Elara sintió una punzada de rabia. Sofía ni siquiera sabía lo que era, solo lo quería porque ella lo deseaba. Era el mismo patrón de siempre.

Julián la miró con desdén. "¿Para qué quieres esa basura, Elara? Es una simple piedra" . Luego, se volvió hacia el subastador. "Cien mil" .

La sala entera se giró para mirarlos. Elara apretó la mandíbula. Conocía el límite de su tarjeta de crédito. "¡Ciento diez mil!" .

"Doscientos mil" , dijo Julián sin siquiera parpadear, su tono era aburrido, como si estuviera comprando un periódico.

"¡Doscientos cincuenta mil!" , pujó Elara, su voz temblando ligeramente. Era casi todo el dinero que tenía.

Sofía tiró del brazo de Julián. "Julián, por favor, la quiero. Cómpramela" . Su voz era un puchero lastimero.

Julián miró a Elara con una sonrisa condescendiente, disfrutando de su poder. "Quinientos mil" .

Elara se quedó helada.
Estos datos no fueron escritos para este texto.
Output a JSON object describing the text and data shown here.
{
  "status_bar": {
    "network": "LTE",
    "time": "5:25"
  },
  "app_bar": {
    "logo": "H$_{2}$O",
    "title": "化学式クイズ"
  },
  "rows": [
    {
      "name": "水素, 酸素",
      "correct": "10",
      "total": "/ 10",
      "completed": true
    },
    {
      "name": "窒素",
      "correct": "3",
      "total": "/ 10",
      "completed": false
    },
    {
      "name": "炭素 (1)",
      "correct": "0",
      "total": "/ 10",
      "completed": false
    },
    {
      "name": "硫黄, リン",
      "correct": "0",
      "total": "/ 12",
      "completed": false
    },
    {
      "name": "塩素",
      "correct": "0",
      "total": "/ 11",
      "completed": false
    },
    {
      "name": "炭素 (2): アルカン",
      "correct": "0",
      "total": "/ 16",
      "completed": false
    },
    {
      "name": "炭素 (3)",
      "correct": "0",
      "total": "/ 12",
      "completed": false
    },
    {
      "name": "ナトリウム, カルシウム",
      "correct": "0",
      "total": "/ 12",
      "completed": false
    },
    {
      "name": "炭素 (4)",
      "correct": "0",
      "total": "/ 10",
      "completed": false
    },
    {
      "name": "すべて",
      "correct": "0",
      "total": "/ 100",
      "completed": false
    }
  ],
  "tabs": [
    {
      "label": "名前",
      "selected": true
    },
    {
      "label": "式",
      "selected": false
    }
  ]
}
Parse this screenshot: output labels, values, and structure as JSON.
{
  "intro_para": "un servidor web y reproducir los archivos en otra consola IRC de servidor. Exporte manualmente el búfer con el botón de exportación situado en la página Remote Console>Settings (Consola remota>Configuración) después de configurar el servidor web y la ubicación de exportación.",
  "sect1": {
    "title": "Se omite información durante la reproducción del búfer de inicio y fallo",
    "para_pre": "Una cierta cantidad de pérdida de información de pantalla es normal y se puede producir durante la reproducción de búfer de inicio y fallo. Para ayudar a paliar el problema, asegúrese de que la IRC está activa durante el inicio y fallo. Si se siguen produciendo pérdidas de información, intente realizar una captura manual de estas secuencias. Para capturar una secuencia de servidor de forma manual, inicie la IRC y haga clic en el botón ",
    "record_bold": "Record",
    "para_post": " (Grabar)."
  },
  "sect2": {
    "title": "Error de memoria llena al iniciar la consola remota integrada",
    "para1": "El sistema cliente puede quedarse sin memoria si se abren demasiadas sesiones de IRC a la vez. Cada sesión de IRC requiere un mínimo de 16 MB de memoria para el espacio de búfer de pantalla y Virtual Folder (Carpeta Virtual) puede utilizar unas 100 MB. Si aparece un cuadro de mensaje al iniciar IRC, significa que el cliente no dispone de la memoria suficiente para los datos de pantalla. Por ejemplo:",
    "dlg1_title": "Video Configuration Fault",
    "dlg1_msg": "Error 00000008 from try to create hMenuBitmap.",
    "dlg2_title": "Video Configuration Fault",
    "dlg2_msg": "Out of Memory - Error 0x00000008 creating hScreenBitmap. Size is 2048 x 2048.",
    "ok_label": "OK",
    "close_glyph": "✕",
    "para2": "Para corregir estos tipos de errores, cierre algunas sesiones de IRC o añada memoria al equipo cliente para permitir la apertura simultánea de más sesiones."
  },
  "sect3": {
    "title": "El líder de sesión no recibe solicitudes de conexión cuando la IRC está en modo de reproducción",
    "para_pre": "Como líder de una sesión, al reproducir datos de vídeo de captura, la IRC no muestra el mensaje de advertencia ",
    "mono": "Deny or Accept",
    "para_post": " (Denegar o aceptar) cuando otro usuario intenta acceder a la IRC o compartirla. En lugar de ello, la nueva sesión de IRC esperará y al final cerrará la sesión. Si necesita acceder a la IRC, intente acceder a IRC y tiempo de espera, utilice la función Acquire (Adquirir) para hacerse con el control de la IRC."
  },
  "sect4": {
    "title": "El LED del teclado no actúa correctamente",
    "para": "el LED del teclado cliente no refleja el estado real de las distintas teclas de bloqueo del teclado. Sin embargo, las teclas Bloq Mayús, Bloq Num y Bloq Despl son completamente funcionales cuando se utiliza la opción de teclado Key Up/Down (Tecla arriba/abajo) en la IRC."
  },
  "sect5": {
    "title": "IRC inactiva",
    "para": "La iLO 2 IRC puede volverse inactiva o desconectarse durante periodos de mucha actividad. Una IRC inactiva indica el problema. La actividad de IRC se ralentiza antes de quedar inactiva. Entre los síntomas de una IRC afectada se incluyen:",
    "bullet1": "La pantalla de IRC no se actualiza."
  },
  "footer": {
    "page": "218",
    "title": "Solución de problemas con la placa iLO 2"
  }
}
No podía igualar eso. Era imposible. Miró a Julián, suplicante. "Julián, por favor. Esa roca… significa mucho para mí. Es de mi abuelo" .

Él la miró con frialdad. "Si significa tanto para ti, deberías haber traído más dinero. Sofía la quiere" . Su voz era un látigo, cortante y final.

"¿Quinientos mil a la una… quinientos mil a las dos…" , cantaba el subastador.

El corazón de Elara se hundió. La desesperación la invadió. Era solo una roca, pero era su roca. Era el último vínculo con su pasado y su futuro soñado.

"Vendido, por quinientos mil pesos al caballero de la primera fila" , anunció el subastador, golpeando el martillo.

El sonido del martillo fue el sonido de su corazón rompiéndose por segunda vez.